Jesper Moeller saß im Keller und lächelte. Es geschah nicht allzu oft, dass er sich so gut fühlte. Eben hatte er ein Lied im Radio gehört, das ihn an alte Zeiten erinnerte, als er noch jung gewesen war und die Welt grenzenlos. Jetzt war er alt und seine Welt sehr eingeschränkt. Vielleicht widmete er sich deswegen im Ruhestand so intensiv seinem Hobby, der Ornithologie. Vögel kannten keine Grenzen.

Eben hatte er das Radio ausgestellt und die CD mit den Vogelstimmen eingelegt. In sich versunken lauschte er eine Weile dem Lied der Stare. Es waren sehr kluge Tiere. Sie waren sogar in der Lage, den Klang anderer Vogelstimmen zu imitieren. Vielleicht kam dieses Talent nicht von ungefähr. Es war bekannt, das die Weibchen die Männchen bevorzugten, deren Gesang am vielfältigsten und am ausdauerndsten war. Es gab noch andere Erklärungen für diese Fähigkeit des Nachahmens – zum Beispiel, dass die Tiere andere mit den Rufen eines Fressfeinds verschreckten, um sich Vorteile bei der Nahrungssuche zu verschaffen. Manche waren sogar in der Lage, Bruchstücke der menschlichen Sprache darzustellen – oder von Alarmanlagen, wie es hieß. Sie zählten zur artenreichsten Familie der Singvögel, die man zu den Sperlingen rechnete.

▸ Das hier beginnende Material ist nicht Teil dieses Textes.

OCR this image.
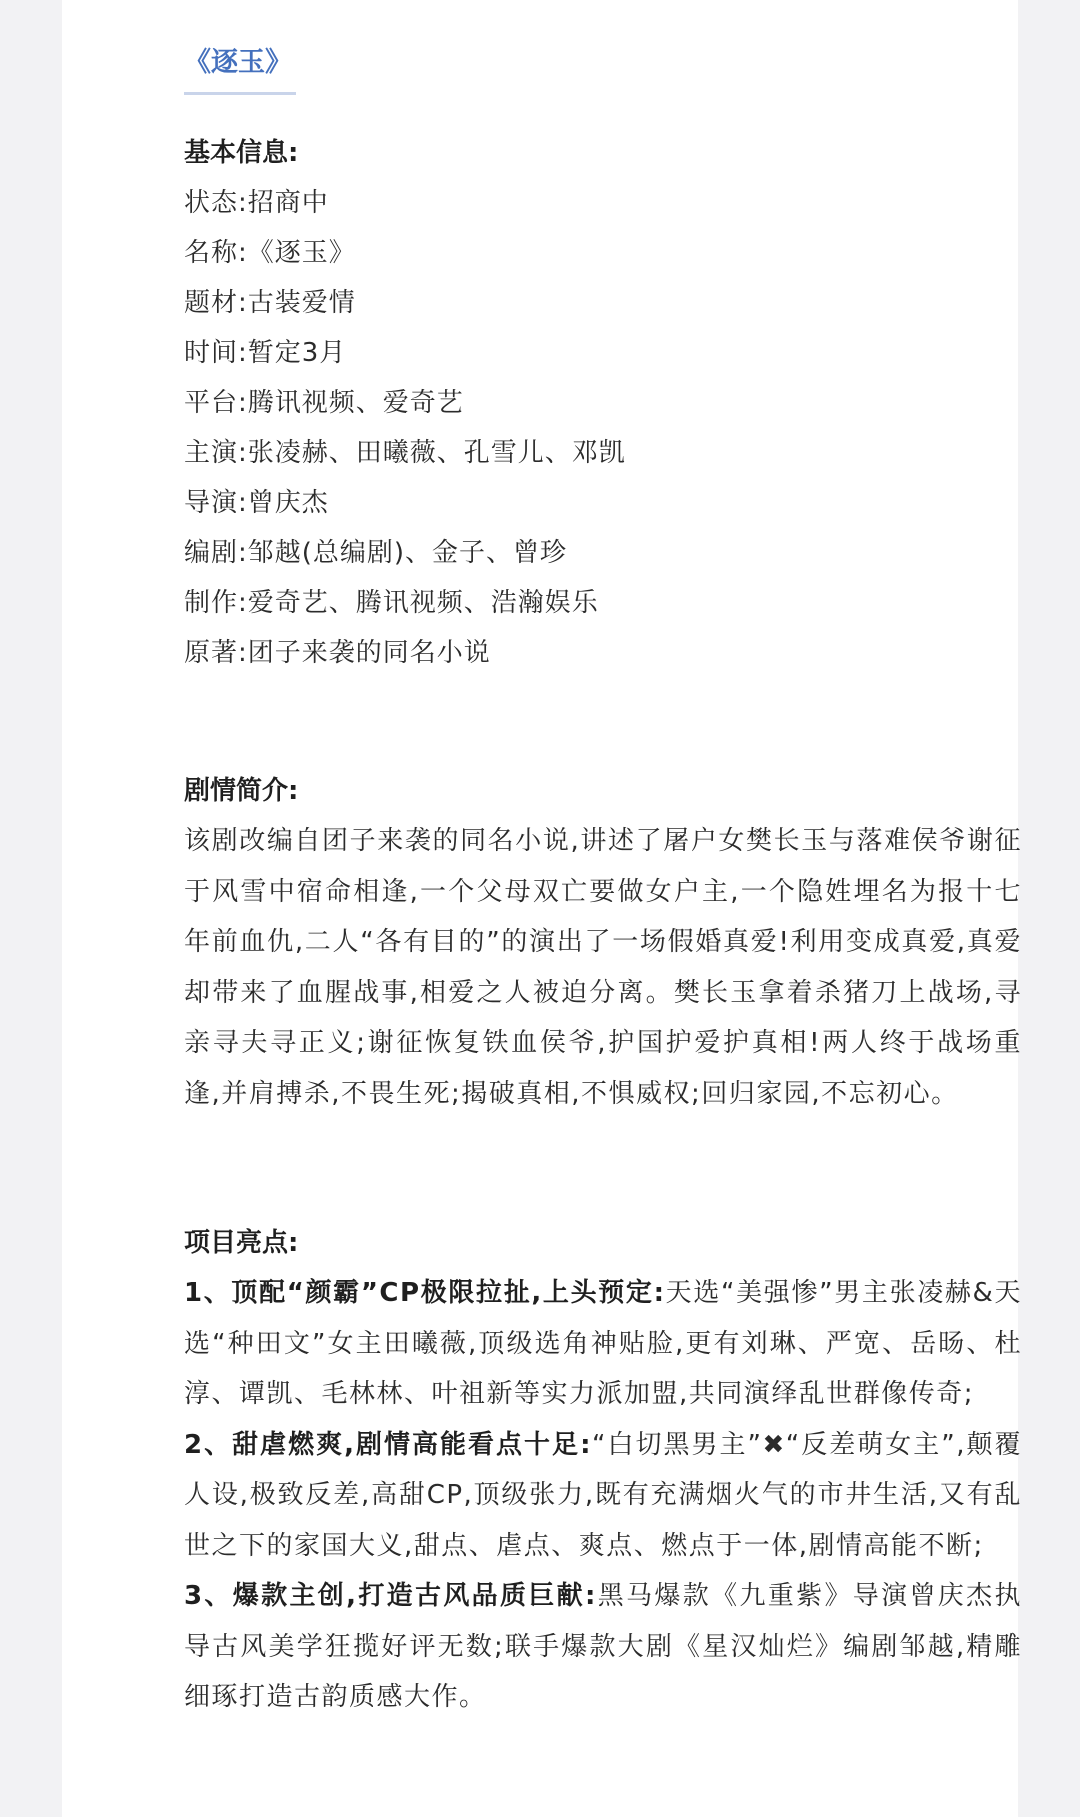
《逐玉》
基本信息:
状态:招商中
名称:《逐玉》
题材:古装爱情
时间:暂定3月
平台:腾讯视频、爱奇艺
主演:张凌赫、田曦薇、孔雪儿、邓凯
导演:曾庆杰
编剧:邹越(总编剧)、金子、曾珍
制作:爱奇艺、腾讯视频、浩瀚娱乐
原著:团子来袭的同名小说
剧情简介:
该剧改编自团子来袭的同名小说,讲述了屠户女樊长玉与落难侯爷谢征于风雪中宿命相逢,一个父母双亡要做女户主,一个隐姓埋名为报十七年前血仇,二人“各有目的”的演出了一场假婚真爱!利用变成真爱,真爱却带来了血腥战事,相爱之人被迫分离。樊长玉拿着杀猪刀上战场,寻亲寻夫寻正义;谢征恢复铁血侯爷,护国护爱护真相!两人终于战场重逢,并肩搏杀,不畏生死;揭破真相,不惧威权;回归家园,不忘初心。
项目亮点:
1、顶配“颜霸”CP极限拉扯,上头预定:天选“美强惨”男主张凌赫&天选“种田文”女主田曦薇,顶级选角神贴脸,更有刘琳、严宽、岳旸、杜淳、谭凯、毛林林、叶祖新等实力派加盟,共同演绎乱世群像传奇;
2、甜虐燃爽,剧情高能看点十足:“白切黑男主”✖“反差萌女主”,颠覆人设,极致反差,高甜CP,顶级张力,既有充满烟火气的市井生活,又有乱世之下的家国大义,甜点、虐点、爽点、燃点于一体,剧情高能不断;
3、爆款主创,打造古风品质巨献:黑马爆款《九重紫》导演曾庆杰执导古风美学狂揽好评无数;联手爆款大剧《星汉灿烂》编剧邹越,精雕细琢打造古韵质感大作。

Wenn die Stare flogen, so wie jetzt zur Sort Sol, fühlte sich Jesper Moeller immer etwas merkwürdig. Kamen die Stare im Herbst, dann war klar, dass bald die dunkle Jahreszeit beginnen würde. Kamen sie im Frühling, war offenkundig, dass der Winter beendet war. Ihr Erscheinen markierte Finsternis und Aufbruch zugleich, und somit hatte es, abgesehen von dem sagenhaften Naturphänomen der Schwarzen Sonne, stets eine tiefere Bewandtnis für Jesper Moeller. Es ging um Ende und Anfang, um Leben und Sterben.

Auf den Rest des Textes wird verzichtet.